Cuando llegué al centro estaba haciendo un sol espléndido y yo estaba, como se dice aquí, sobre-abrigada. Aún así, me armé de valor, me quité el impermeable y caminé decidida por Lothian Road camino a la cinemateca. Tenía días sin ir al centro y de pronto me sorprendió la cantidad de gente y en desorden que había en las calles, porque una vez más habían cerrado Princess Street para hacer no se qué reparaciones o conexiones relacionadas con el tram que se habían hecho mal la primera vez. Uno se desacostumbra al ritmo de la ciudad y a sus repentinos cambios cuando vive encerrado en un pueblito de dos calles en el que nunca pasa nada.

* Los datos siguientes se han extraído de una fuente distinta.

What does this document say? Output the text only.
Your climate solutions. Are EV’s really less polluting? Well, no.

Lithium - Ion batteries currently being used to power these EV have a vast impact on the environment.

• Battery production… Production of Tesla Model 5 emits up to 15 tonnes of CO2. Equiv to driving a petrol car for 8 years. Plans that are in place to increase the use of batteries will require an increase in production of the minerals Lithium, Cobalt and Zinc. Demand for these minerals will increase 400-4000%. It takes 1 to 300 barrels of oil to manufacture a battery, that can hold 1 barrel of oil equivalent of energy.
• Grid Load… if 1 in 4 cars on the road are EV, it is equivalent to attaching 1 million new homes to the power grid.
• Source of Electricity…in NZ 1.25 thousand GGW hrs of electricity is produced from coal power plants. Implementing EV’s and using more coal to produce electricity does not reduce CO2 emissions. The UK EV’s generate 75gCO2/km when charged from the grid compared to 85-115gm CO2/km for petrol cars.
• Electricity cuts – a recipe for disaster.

Llegué a la cinemateca casi a mediodía. Estaban pasando una película que había querido ver desde hacía tiempo, así que me compré una entrada y decidí que mi generoso acto de donación lo haría al salir. La película se llama Arrietty y cuenta la historia de unos seres diminutos que viven entre los humanos, pero están en peligro de extinción (puedes ver el trailer aquí). Me gustan las películas de dibujos animados y estoy muy lejos de creer que se trata de películas sólo para niños. De hecho, ese día que entré a ver Arrietty en la cinemateca había sólo dos niños acompañados por sus padres. El resto éramos adultos desocupados, casi todos solos, que por alguna razón teníamos dos horas libres en el medio del día para sentarnos a ver una película supuestamente infantil.
Salí con el ánimo ligero. Me acerqué al café que nos ha servido cantidad de veces de lugar de encuentro y donde me encanta comer un plato que sólo he comido aquí: curry de garbanzos. Había poca gente, porque el clima afuera seguía de lo más decente. Consideré en qué mesa mi libro sería más visible y elegí el lugar que puedes ver en la foto: una mesa alta con taburetes donde me he sentado más de una vez a esperar a Lyo o a tomarme un tecito. Me pareció que era un homenaje válido para ese lugar que me ha servido de refugio tantas veces.
Al salir hice un recorrido por algunos cafés y plazas a ver si me tocaba en suerte algún libro. Se suponía que la idea del intercambio era esa. Pero no tuve suerte. Nadie había dejado ningún libro en mi camino. Así que me resigné a entrar en la biblioteca nacional a pasar el resto de la tarde en compañía de otros libros, también públicos, pero que no puedo llevarme comigo a mi casa. No fue una mala tarde, la verdad. Estuve un par de horas leyendo a Saer y se me ocurrieron un par de ideas que tal vez pueda usar más adelante.
Una película que te levanta el ánimo, un libro donado, dos ideas útiles: no es un mal balance para un sólo día.